The Olympic Games, or Olympics, is an international multi-sport event taking place every four years which comprises of summer and winter games. Though the first ancient games were held in 776 B.C, the modern games started from 1896.The unity of the 5 continents is shown on the Olympic flag by five colorful intertwined rings of red, blue, green, yellow, and black, created by Baron Pierre de Coubertin to represent atleast one color of the participating country’s national flag.
 
Yelena Berezhnaya was born on October 11, 1977 in Nevinnomirsk, Russia. She is a Russian figure skater. She and skating partner Anton Sikharulidze were awarded an Olympic gold medal in pairs skating at the 2002 Winter Olympics, which the pair shared with another pair from Canada after a notable judging controversy. Yelena Berezhnaya first began skating at the age of six. She immediately displayed extraordinary talent, but her hometown of Nevinnomirsk offered little opportunity for advanced level skating. In 1990, Yelena's mother, Tatiana, sent her to Moscow so that she may have an opportunity to capitalize on her talent. Although a Russian, coaches paired her first with Lativian Oleg Shliakov.
 
The pair went into the 1998 Winter Olympics in Nagano, Japan as the favorites for the gold, after having won that year's European Championship. The pair once again felt the twinge of frustration after two flawed performances with uncharacteristic mistakes. Yet, their error did not place them in poor favor with the judges, and they won a controversial silver medal ahead of the reigning World Champions Mandy Wotzel and Ingo Steuer of Germany.
 
In the 2001-2002 season, Canadians Jamie Sale and David Pelletier established themselves as the main rivals to Yelena and Anton. Throughout the season, both pairs had traded first and second place at most of the major competitions, and they figured to be the main contenders for the Olympic gold medal.
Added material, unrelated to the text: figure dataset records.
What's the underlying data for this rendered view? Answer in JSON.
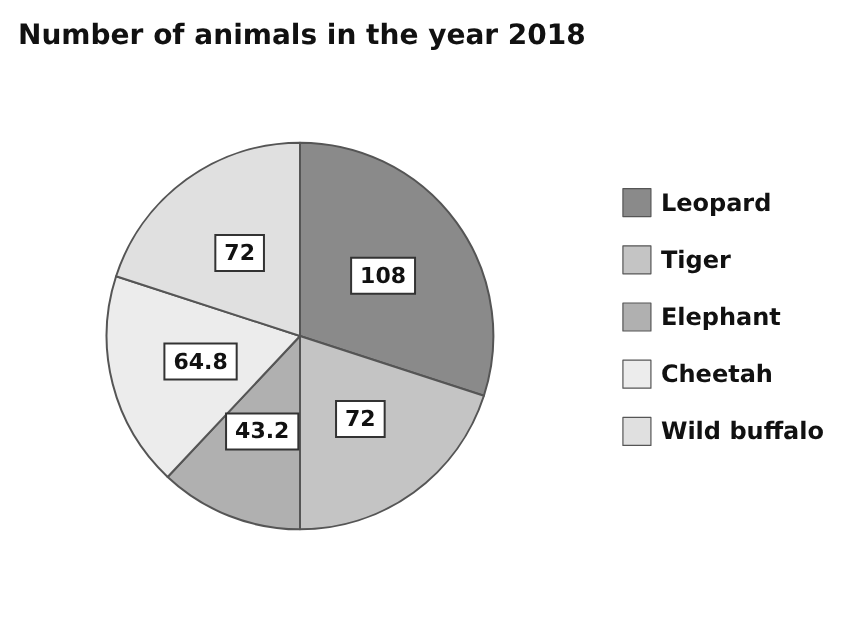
{
  "chart_data": {
    "type": "pie",
    "title": "Number of animals in the year 2018",
    "categories": [
      "Leopard",
      "Tiger",
      "Elephant",
      "Cheetah",
      "Wild buffalo"
    ],
    "values": [
      108,
      72,
      43.2,
      64.8,
      72
    ],
    "colors": [
      "#8a8a8a",
      "#c4c4c4",
      "#b0b0b0",
      "#ececec",
      "#e0e0e0"
    ],
    "data_labels": true,
    "legend": "right"
  }
}
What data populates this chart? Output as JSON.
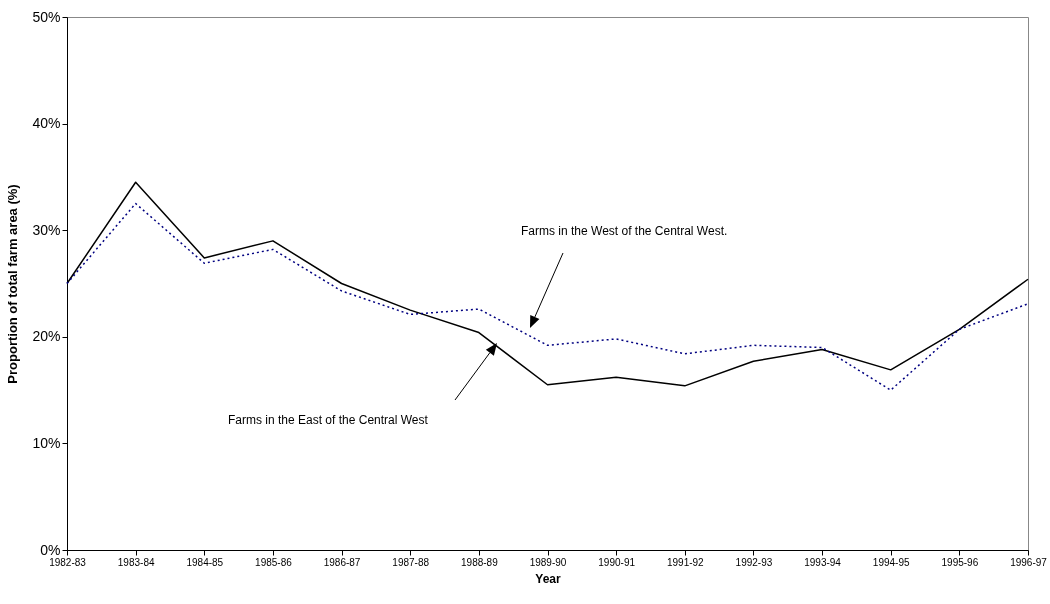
{
  "chart_data": {
    "type": "line",
    "xlabel": "Year",
    "ylabel": "Proportion of total farm area (%)",
    "categories": [
      "1982-83",
      "1983-84",
      "1984-85",
      "1985-86",
      "1986-87",
      "1987-88",
      "1988-89",
      "1989-90",
      "1990-91",
      "1991-92",
      "1992-93",
      "1993-94",
      "1994-95",
      "1995-96",
      "1996-97"
    ],
    "series": [
      {
        "color": "#000000",
        "line_style": "solid",
        "values": [
          25.0,
          34.5,
          27.4,
          29.0,
          25.0,
          22.5,
          20.4,
          15.5,
          16.2,
          15.4,
          17.7,
          18.8,
          16.9,
          20.7,
          25.4
        ]
      },
      {
        "color": "#000080",
        "line_style": "dotted",
        "values": [
          25.0,
          32.5,
          26.9,
          28.2,
          24.3,
          22.1,
          22.6,
          19.2,
          19.8,
          18.4,
          19.2,
          19.0,
          15.0,
          20.7,
          23.1
        ]
      }
    ],
    "ylim": [
      0,
      50
    ],
    "yticks": [
      {
        "value": 0,
        "label": "0%"
      },
      {
        "value": 10,
        "label": "10%"
      },
      {
        "value": 20,
        "label": "20%"
      },
      {
        "value": 30,
        "label": "30%"
      },
      {
        "value": 40,
        "label": "40%"
      },
      {
        "value": 50,
        "label": "50%"
      }
    ],
    "annotations": [
      "Farms in the East of the Central West",
      "Farms in the West of the Central West."
    ],
    "grid": false,
    "marker": "none"
  }
}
However, in a shocking move, only four judges awarded the Canadians a first place vote, whereas five had voted for Yelena and Anton.
 
Yelena and Anton won the gold, and the Canadians, silver. Yet skating commentators and judges defended the outcome by pointing out that Yelena and Anton's free skate was more technically difficult in comparison to Sale and Pelletier's, which was most likely the reason for the Russian team's high technical merit marks despite the minor flaws.